Dikeahui, dua bulan sebelum meninggalkan jabatannya, Presiden Joe Biden mencabut beberapa pembatasan yang menghalangi Kyiv menggunakan senjata yang dipasok AS untuk menyerang lebih jauh ke wilayah Rusia, dalam sebuah perubahan kebijakan besar, Reuters melaporkan pada hari Minggu.

Analis militer mengatakan dampak di medan perang, di mana Ukraina berada dalam posisi terbelakang selama berbulan-bulan, akan bergantung pada batasan yang ada. Meskipun peralihan tersebut mungkin akan mendukung operasi Kursk, hal ini sepertinya tidak akan membawa perubahan besar secara keseluruhan.

“Keputusan ini diambil terlambat, dan seperti keputusan lain dalam hal ini, mungkin sudah terlambat untuk mengubah arah pertempuran secara substansial,” kata Peneliti senior di Carnegie Endowment for International Peace, Michael Kofman.

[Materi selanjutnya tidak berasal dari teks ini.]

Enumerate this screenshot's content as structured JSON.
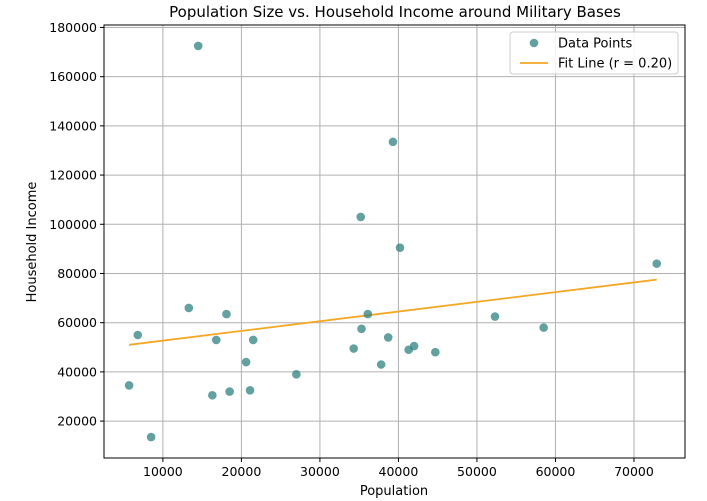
{
  "chart_data": {
    "type": "scatter",
    "title": "Population Size vs. Household Income around Military Bases",
    "xlabel": "Population",
    "ylabel": "Household Income",
    "xlim": [
      2500,
      76500
    ],
    "ylim": [
      5000,
      181000
    ],
    "xticks": [
      10000,
      20000,
      30000,
      40000,
      50000,
      60000,
      70000
    ],
    "yticks": [
      20000,
      40000,
      60000,
      80000,
      100000,
      120000,
      140000,
      160000,
      180000
    ],
    "grid": true,
    "legend_position": "top-right",
    "series": [
      {
        "name": "Data Points",
        "kind": "scatter",
        "color": "#2f8080",
        "points": [
          [
            5700,
            34500
          ],
          [
            6800,
            55000
          ],
          [
            8500,
            13500
          ],
          [
            13300,
            66000
          ],
          [
            14500,
            172500
          ],
          [
            16300,
            30500
          ],
          [
            16800,
            53000
          ],
          [
            18100,
            63500
          ],
          [
            18500,
            32000
          ],
          [
            20600,
            44000
          ],
          [
            21100,
            32500
          ],
          [
            21500,
            53000
          ],
          [
            27000,
            39000
          ],
          [
            34300,
            49500
          ],
          [
            35200,
            103000
          ],
          [
            35300,
            57500
          ],
          [
            36100,
            63500
          ],
          [
            37800,
            43000
          ],
          [
            38700,
            54000
          ],
          [
            39300,
            133500
          ],
          [
            40200,
            90500
          ],
          [
            41300,
            49000
          ],
          [
            42000,
            50500
          ],
          [
            44700,
            48000
          ],
          [
            52300,
            62500
          ],
          [
            58500,
            58000
          ],
          [
            72900,
            84000
          ]
        ]
      },
      {
        "name": "Fit Line (r = 0.20)",
        "kind": "line",
        "color": "#f5a623",
        "points": [
          [
            5700,
            51000
          ],
          [
            72900,
            77500
          ]
        ]
      }
    ]
  }
}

“Serangan jarak jauh selalu menjadi bagian dari teka-teki, dan terlalu dibebani dengan ekspektasi dalam perang ini,” sambungnya.

Richard Grenell, salah satu penasihat kebijakan luar negeri terdekat Presiden Donald Trump yang kembali menjabat, yang menggantikan Biden pada 20 Januari 2024, pun mengkritik kebijakan yang diambil pemerintah AS. 

Trump juga telah lama mengkritik besarnya bantuan AS ke Kyiv dan berjanji untuk segera mengakhiri perang, tanpa mengatakan apa pun. Bagaimana. Juru bicara Trump tidak segera menanggapi permintaan komentar.

Ukraina telah melobi untuk perubahan tersebut selama berbulan-bulan, dengan alasan ketidakmampuannya untuk menyerang wilayah-wilayah di Rusia, dan khususnya pangkalan udara militer yang menampung pesawat-pesawat tempur yang terlibat dalam serangan terhadap Ukraina, merupakan sebuah hambatan besar.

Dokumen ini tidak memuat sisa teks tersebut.